Sonntag, 27. November 2011

Stochern im Nebel

Mein Italienisch reicht zum Überleben in Italien, für Smalltalk und gelegentliche Blog- und Zeitungs-Lektüre, aber für Literatur ist es an der Grenze. Ob es wirklich eine gute Idee war, als Ferienlesestoff La casa del comandante von Valerio Varesi mitzunehmen? Zwar erzeugt ein Krimi in der Regel den notwendigen Sog, damit ich dranbleibe – aber was, wenn ich gerade die entscheidenden Anspielungen und Details nicht verstehen würde? Die Angst erwies sich als unbegründet. Gewiss war die Lektüre ein dauerndes Tappen im Nebel, wo die Sichtweite wenige Meter beträgt und sich Häuser, Bäume und Personen nur schemenhaft abzeichnen; aber auf eine spezielle Weise war diese Art meines Verstehens ihrem Objekt angemessen. Varesis Commissario Soneri ist nämlich in Parma stationiert und ermittelt hauptsächlich in der Bassa padana, dem Landstrich entlang des Po und seiner Auen, der fast immer in zähen Nebel eingehüllt ist, wo skurrile Einzelgänger im Rhythmus des Flusses leben und dabei den Menschen aus dem Weg gehen, und wo Ressentiments aus den Partisanenkämpfen des Zweiten Weltkriegs noch nach Jahrzehnten schwelen, jederzeit bereit aufzulodern.

So irrten wir beide: ich im Italienischen und Soneri durch den Nebel der Bassa, im lange aussichtslosen Versuch, aus einer ganzen Serie von Verbrechen und Auffälligkeiten irgendwie schlau zu werden: ein osteuropäischer Fischer, im Pappelwald erschossen aufgefunden; ein Partisanenkommandant, in seinem Haus am Fluss einsam gestorben; eine Bancomat-Bande, welche die Dörfer heimsucht; irritierende Raser auf der Strasse und auf dem Fluss; das ganze gewürzt mit halbgaren politischen Theorien der frustrierten Jugend. Der Commissario ist wirklich nicht zu beneiden, denn jeder, den er trifft, weiss eindeutig mehr, als er sagt; dazu kommt das ständige Kompetenzgerangel mit den Carabinieri und zum Abrunden ein Chef, der nur seine eigenen simplen Theorien gelten lassen will. Jedes kleine Fortschrittchen muss Land und Leuten mühevoll abgerungen werden und trägt dennoch kaum zum Verständnis bei. So geht das in konsequenter Aussichtslosigkeit bis fast ans Ende: Ich habe noch kaum je einen Krimi gelesen, der so viele Mosaiksteinchen zu setzen vermochte, ohne dass auch nur in Umrissen ein Gesamtbild absehbar wurde. Erst mit den allerletzten paar Steinchen wachsen die Linien zusammen; der Schluss führt mit jäher Beschleunigung zu einer memorablen Konfrontation, in der Soneri nicht nur den Fall (besser: die Fälle) löst, sondern auch soweit möglich mit sich selbst einigermassen ins Reine kommt.

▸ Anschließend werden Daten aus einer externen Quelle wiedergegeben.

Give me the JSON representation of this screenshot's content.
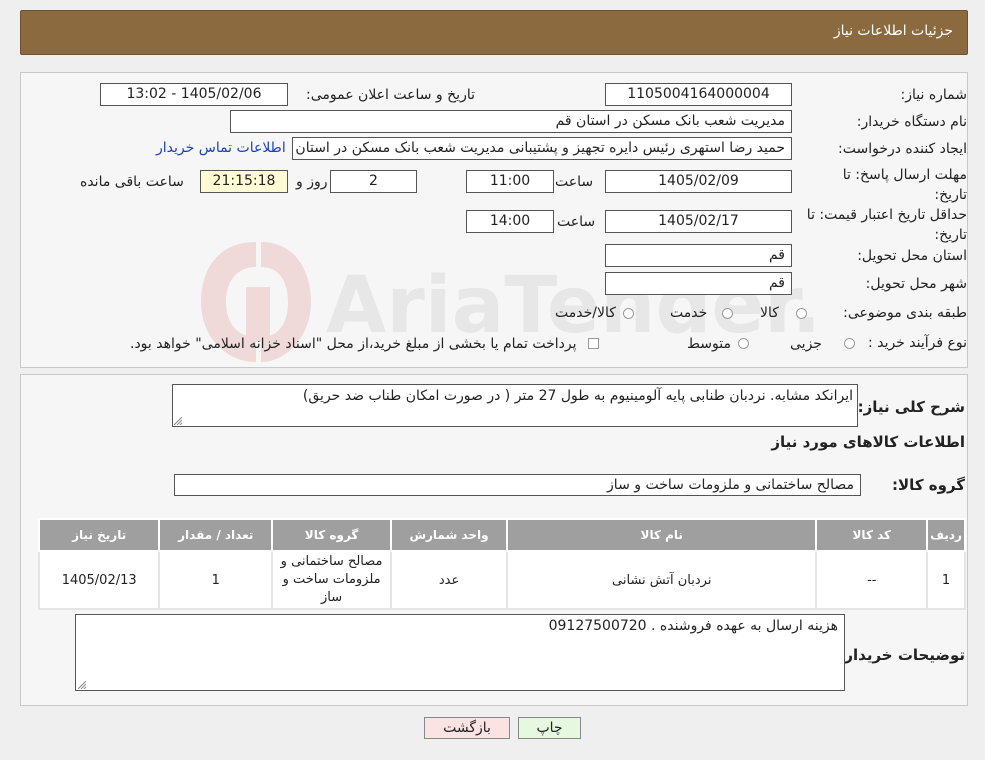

Nicht zu beneiden ist in all dem Chaos auch Soneris Freundin Angela, die ich im Nebelfluss noch lediglich als frivole Staffage kennengelernt hatte. Hier bekommt sie breiteren Raum, nimmt kräftiger Fleisch und Blut an, wird für Soneri zur wichtigen Helferin in den Ermittlungen und zum lebensretten Anker im Frust der erfolglosen Suche. Ihre grosse Beziehungsdiskussion kurz nach Beginn des Buches ist etwas gar schematisch philosophierend, aber im Ganzen tun die Szenen von gemeinsamem Hoffen und Verzweifeln, von Einsamkeit und Zärtlichkeit dem Buch gut. Sie lockern die Mühsal der Recherchen auf und sind ein Gegenpol zur omnipräsenten Melancholie und Verzweiflung.


Technisches: Valerio Varesi, La casa del comandante. Edizioni Frassinelli 2008. ISBN 978 88 88320 16 8. Im Gegensatz zu anderen Romanen Varesis ist dieser noch nicht auf Deutsch erschienen.